His eyes were drawn by the crow as it flapped across the garden on wings like borrowed rags. He watched until it was a twitching dot, then nothing. Only then did he return his attention to the pictures in his hand; smudged, old, yellowing, pencil portraits. The same little girl, drawn from different angles: just her head. She had large, striking eyes framed by long, curled lashes. In one picture, she had her eyes closed and a ghost of a smile lay on her lips, in another her eyes were hidden behind the dark floppy fringe, but they were definitely all of the same girl. Same bow-shaped mouth. Same dimpled chin. Same crescent birthmark at the side of her nose.
He looked up at the house. He’d only lived there for a month, in fact he’d never even visited the area before he’d seen the house, then, one day … absent-mindedly clicking on estate agents’ sites on the internet. It was just there: the perfect house! Three bedrooms, original fittings, garage, large garden, much further away than they’d considered moving and a lot more than they’d planned on spending, but it just looked right. It shouldn’t even have been in the search results. Just a fluke, really.
Buying it had been much easier than he’d expected; the seller accepted his offer, which was quite a bit less than they’d been asking. They’d inherited it and just wanted to be rid of it. His own house had sold quickly, which came as a surprise, and everything just seemed to go smoothly. Coming here would help them make a fresh start! It would be so much easier because it was so far from everyone they knew: his family, her family, their friends. What was left of them!
He jumped as she knocked on the kitchen window. She was pointing down towards the sink so he nodded, even though he had no idea what she wanted. He put the pictures back into the tattered envelope they’d been in, slipped it into the satchel that leant against his deckchair then, scooping up the bag, he walked into the garage.
When he entered the kitchen, he couldn’t see what his wife was doing because everything looked so dark, but as his eyes adjusted, he saw she had potatoes in a sink full of water. He sighed, picked up a peeler and asked, “What did your last slave die of?”
She laughed and replied, “Asking too many questions!” She walked away. He could hear her humming in the living-room. It was nice to hear her humming again after all this time; she sounded happy when she hummed. He hummed too: quietly.

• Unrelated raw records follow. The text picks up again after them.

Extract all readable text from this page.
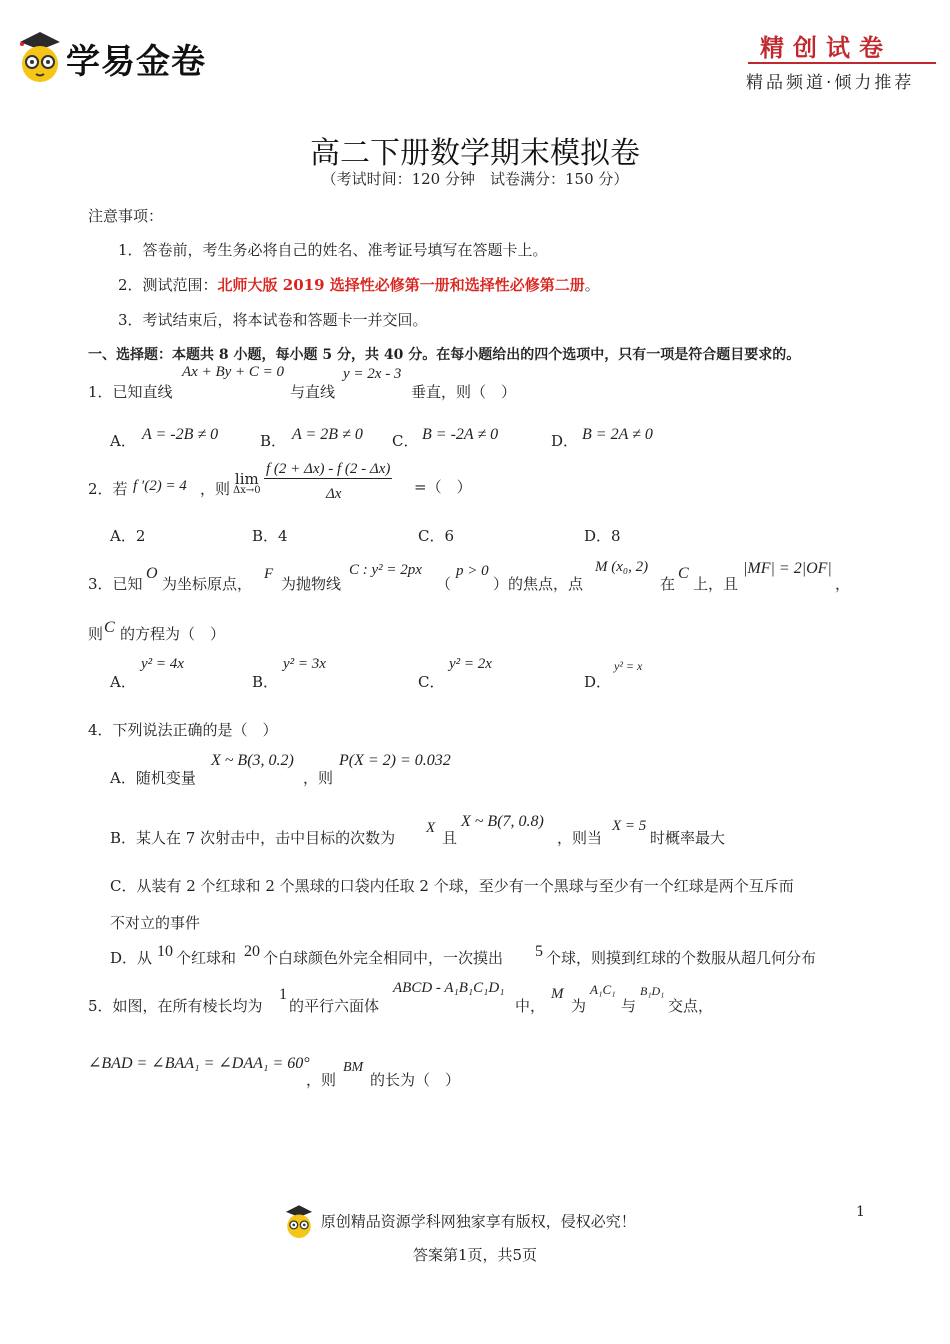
学易金卷	精创试卷
精品频道·倾力推荐
高二下册数学期末模拟卷
（考试时间：120 分钟　试卷满分：150 分）
注意事项：
1．答卷前，考生务必将自己的姓名、准考证号填写在答题卡上。
2．测试范围：北师大版 2019 选择性必修第一册和选择性必修第二册。
3．考试结束后，将本试卷和答题卡一并交回。
一、选择题：本题共 8 小题，每小题 5 分，共 40 分。在每小题给出的四个选项中，只有一项是符合题目要求的。
1．已知直线
Ax + By + C = 0
与直线
y = 2x - 3
垂直，则（　）
A． A = -2B ≠ 0	B． A = 2B ≠ 0 C． B = -2A ≠ 0	D． B = 2A ≠ 0
2．若 f ′(2) = 4 ，则
lim
Δx→0
f (2 + Δx) - f (2 - Δx)
Δx	=（　）
A．2	B．4	C．6	D．8
3．已知
O
为坐标原点，
F
为抛物线
C : y² = 2px
（
p > 0
）的焦点，点
M (x₀, 2)
在
C
上，且
|MF| = 2|OF|
，
则 C 的方程为（　）
A．
y² = 4x
B．
y² = 3x
C．
y² = 2x
D．
y² = x
4．下列说法正确的是（　）
A．随机变量
X ~ B(3, 0.2)
，则
P(X = 2) = 0.032
B．某人在 7 次射击中，击中目标的次数为
X
且
X ~ B(7, 0.8)
，则当
X = 5
时概率最大
C．从装有 2 个红球和 2 个黑球的口袋内任取 2 个球，至少有一个黑球与至少有一个红球是两个互斥而
不对立的事件
D．从 10 个红球和 20 个白球颜色外完全相同中，一次摸出 5 个球，则摸到红球的个数服从超几何分布
5．如图，在所有棱长均为
1
的平行六面体
ABCD - A₁B₁C₁D₁
中，
M
为
A₁C₁
与
B₁D₁
交点，
∠BAD = ∠BAA₁ = ∠DAA₁ = 60°
，则
BM
的长为（　）
原创精品资源学科网独家享有版权，侵权必究！
1
答案第1页，共5页
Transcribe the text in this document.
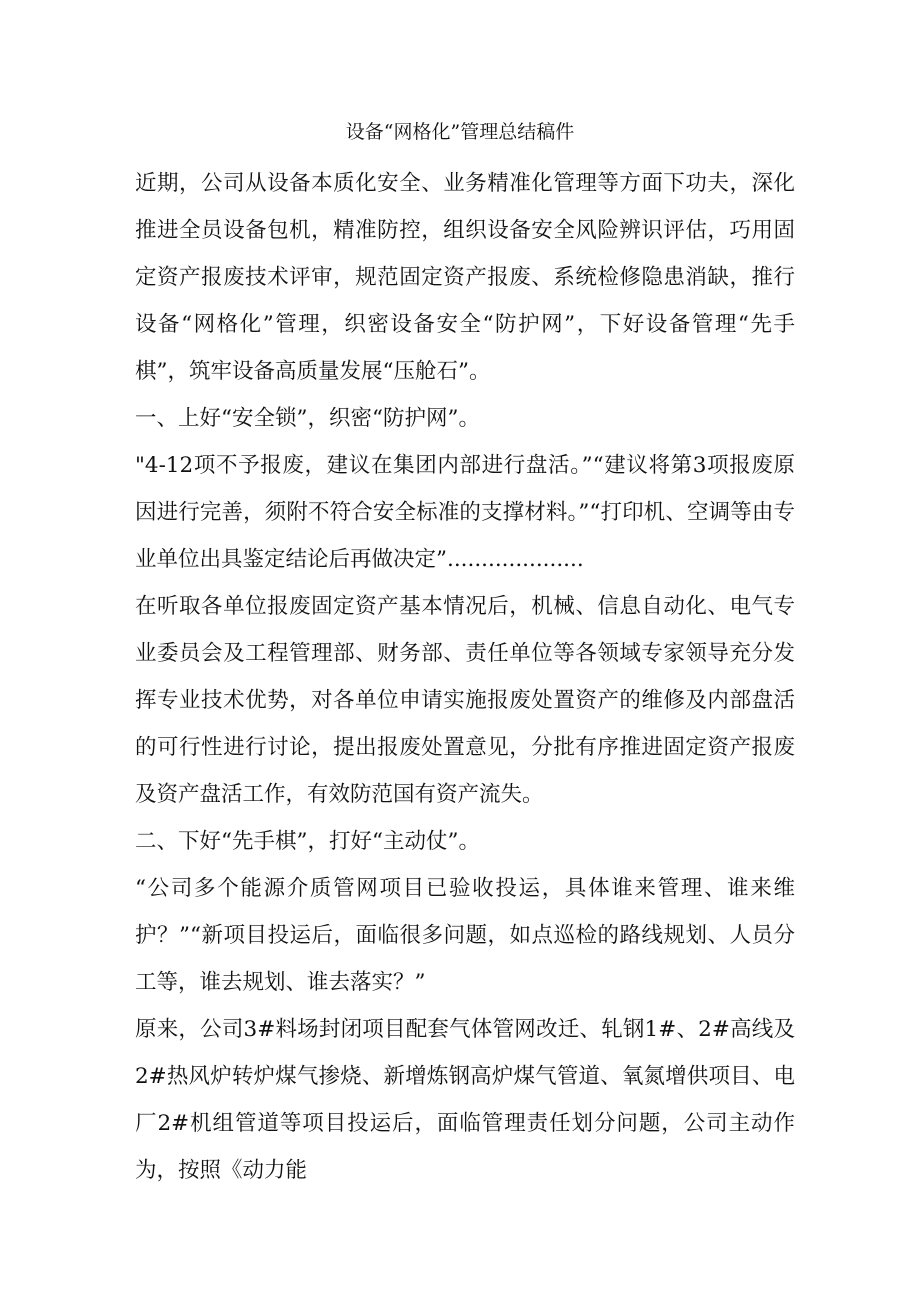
设备“网格化”管理总结稿件

近期，公司从设备本质化安全、业务精准化管理等方面下功夫，深化推进全员设备包机，精准防控，组织设备安全风险辨识评估，巧用固定资产报废技术评审，规范固定资产报废、系统检修隐患消缺，推行设备“网格化”管理，织密设备安全“防护网”，下好设备管理“先手棋”，筑牢设备高质量发展“压舱石”。

一、上好“安全锁”，织密“防护网”。

"4-12项不予报废，建议在集团内部进行盘活。”“建议将第3项报废原因进行完善，须附不符合安全标准的支撑材料。”“打印机、空调等由专业单位出具鉴定结论后再做决定”....................

在听取各单位报废固定资产基本情况后，机械、信息自动化、电气专业委员会及工程管理部、财务部、责任单位等各领域专家领导充分发挥专业技术优势，对各单位申请实施报废处置资产的维修及内部盘活的可行性进行讨论，提出报废处置意见，分批有序推进固定资产报废及资产盘活工作，有效防范国有资产流失。

二、下好“先手棋”，打好“主动仗”。

“公司多个能源介质管网项目已验收投运，具体谁来管理、谁来维护？”“新项目投运后，面临很多问题，如点巡检的路线规划、人员分工等，谁去规划、谁去落实？”

原来，公司3#料场封闭项目配套气体管网改迁、轧钢1#、2#高线及2#热风炉转炉煤气掺烧、新增炼钢高炉煤气管道、氧氮增供项目、电厂2#机组管道等项目投运后，面临管理责任划分问题，公司主动作为，按照《动力能
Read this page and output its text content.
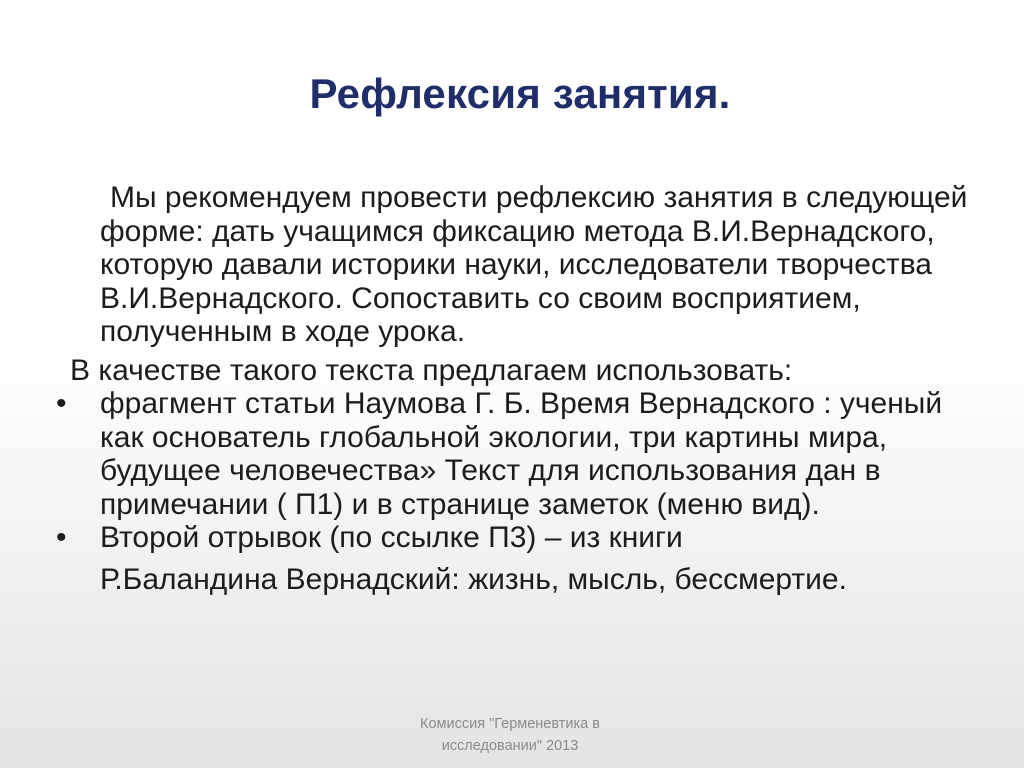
Рефлексия занятия.

Мы рекомендуем провести рефлексию занятия в следующей форме: дать учащимся фиксацию метода В.И.Вернадского, которую давали историки науки, исследователи творчества В.И.Вернадского. Сопоставить со своим восприятием, полученным в ходе урока.

В качестве такого текста предлагаем использовать:
• фрагмент статьи Наумова Г. Б. Время Вернадского : ученый как основатель глобальной экологии, три картины мира, будущее человечества» Текст для использования дан в примечании ( П1) и в странице заметок (меню вид).
• Второй отрывок (по ссылке П3) – из книги
Р.Баландина Вернадский: жизнь, мысль, бессмертие.
Комиссия "Герменевтика в
исследовании" 2013
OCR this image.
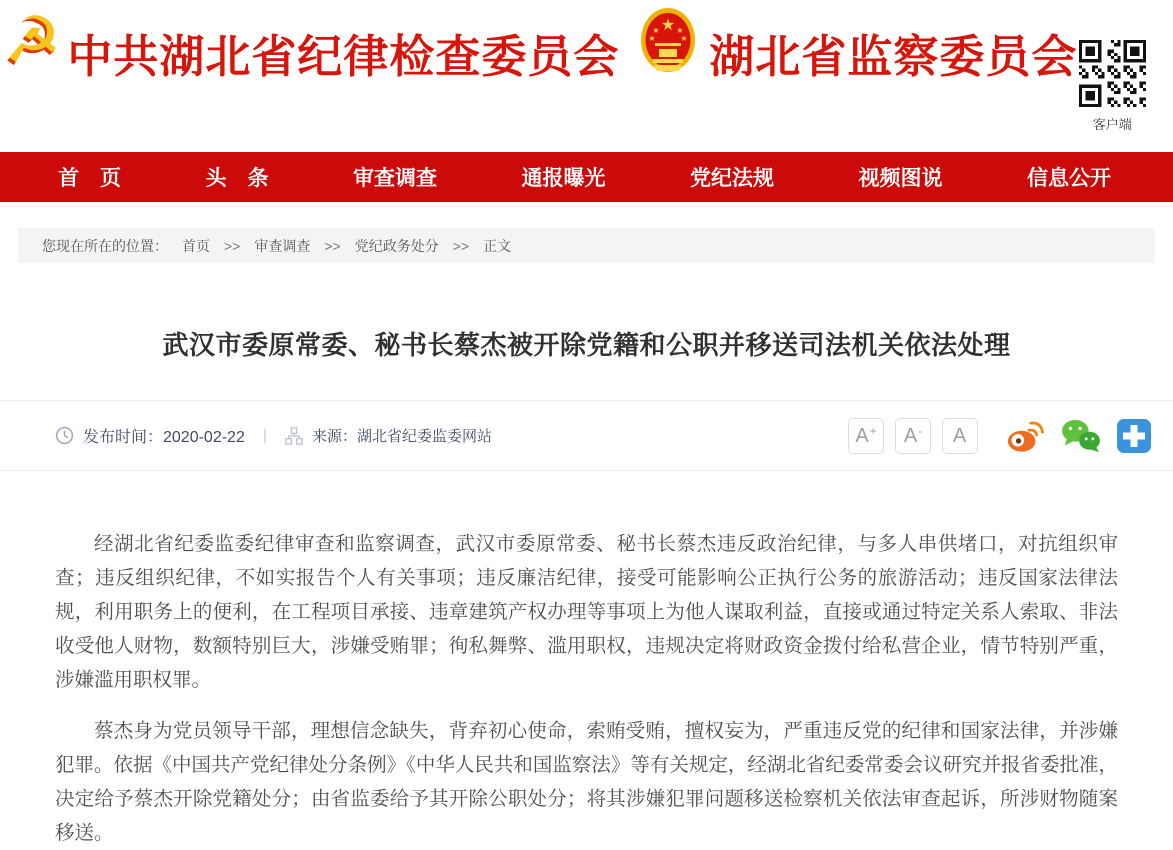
☭ 中共湖北省纪律检查委员会
★
★ ★
★	★ 湖北省监察委员会
客户端
首　页	头　条	审查调查	通报曝光	党纪法规	视频图说	信息公开
您现在所在的位置： 首页 >> 审查调查 >> 党纪政务处分 >> 正文
武汉市委原常委、秘书长蔡杰被开除党籍和公职并移送司法机关依法处理
发布时间：2020-02-22 |	来源：湖北省纪委监委网站	A+ A- A

经湖北省纪委监委纪律审查和监察调查，武汉市委原常委、秘书长蔡杰违反政治纪律，与多人串供堵口，对抗组织审查；违反组织纪律，不如实报告个人有关事项；违反廉洁纪律，接受可能影响公正执行公务的旅游活动；违反国家法律法规，利用职务上的便利，在工程项目承接、违章建筑产权办理等事项上为他人谋取利益，直接或通过特定关系人索取、非法收受他人财物，数额特别巨大，涉嫌受贿罪；徇私舞弊、滥用职权，违规决定将财政资金拨付给私营企业，情节特别严重，涉嫌滥用职权罪。

蔡杰身为党员领导干部，理想信念缺失，背弃初心使命，索贿受贿，擅权妄为，严重违反党的纪律和国家法律，并涉嫌犯罪。依据《中国共产党纪律处分条例》《中华人民共和国监察法》等有关规定，经湖北省纪委常委会议研究并报省委批准，决定给予蔡杰开除党籍处分；由省监委给予其开除公职处分；将其涉嫌犯罪问题移送检察机关依法审查起诉，所涉财物随案移送。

They ate their dinner in the garden, chatting about the unexpectedly warm weather, the list of jobs that would need doing around the house, whose turn it was to wash the dishes. They talked of everything and nothing at all. The light had barely begun to fail when they finally went indoors and, in spite of an earlier conclusion, he washed the dishes, finding the robotic motions and warm water peculiarly soothing. He couldn’t hear her humming now, but he heard her laughter occasionally over the noise of the television.
He dried his hands and, gently turning the back door handle, slipped into the garden. He took a deep breath and identified honeysuckle, lavender, earth smells. For some reason they made him hungry. He opened the door to the garage and went in. Reaching up to the highest shelf, he brought out the bag with the drawings in them and slid them back out. Standing under the bare bulb, he scrutinised them for something new, some sign to make sense of them; he knew there would be none. On each piece of paper, just the girl’s face and a date in the bottom, right-hand corner. He’d looked at them five or six times a day for the last week, since finding them in a box in the attic, underneath some moth-eaten curtains, a few old books and a stack of newspapers dating back forty-something years. He’d held them up to the light, smudged the pencil markings with his finger to check whether they were real and, time after time, he had placed them side by side with the tiny photograph from his wallet. Comparing the dark hair in the drawings with the dark hair in the photograph. Comparing the large, long-lashed eyes, the bow-shaped mouth, the dimpled chin and comparing the crescent-shaped birth mark on the face in the pictures, drawn before he had even been born, with the identical birthmark on the face of the seven-year-old daughter, whose death had come so close to destroying his marriage.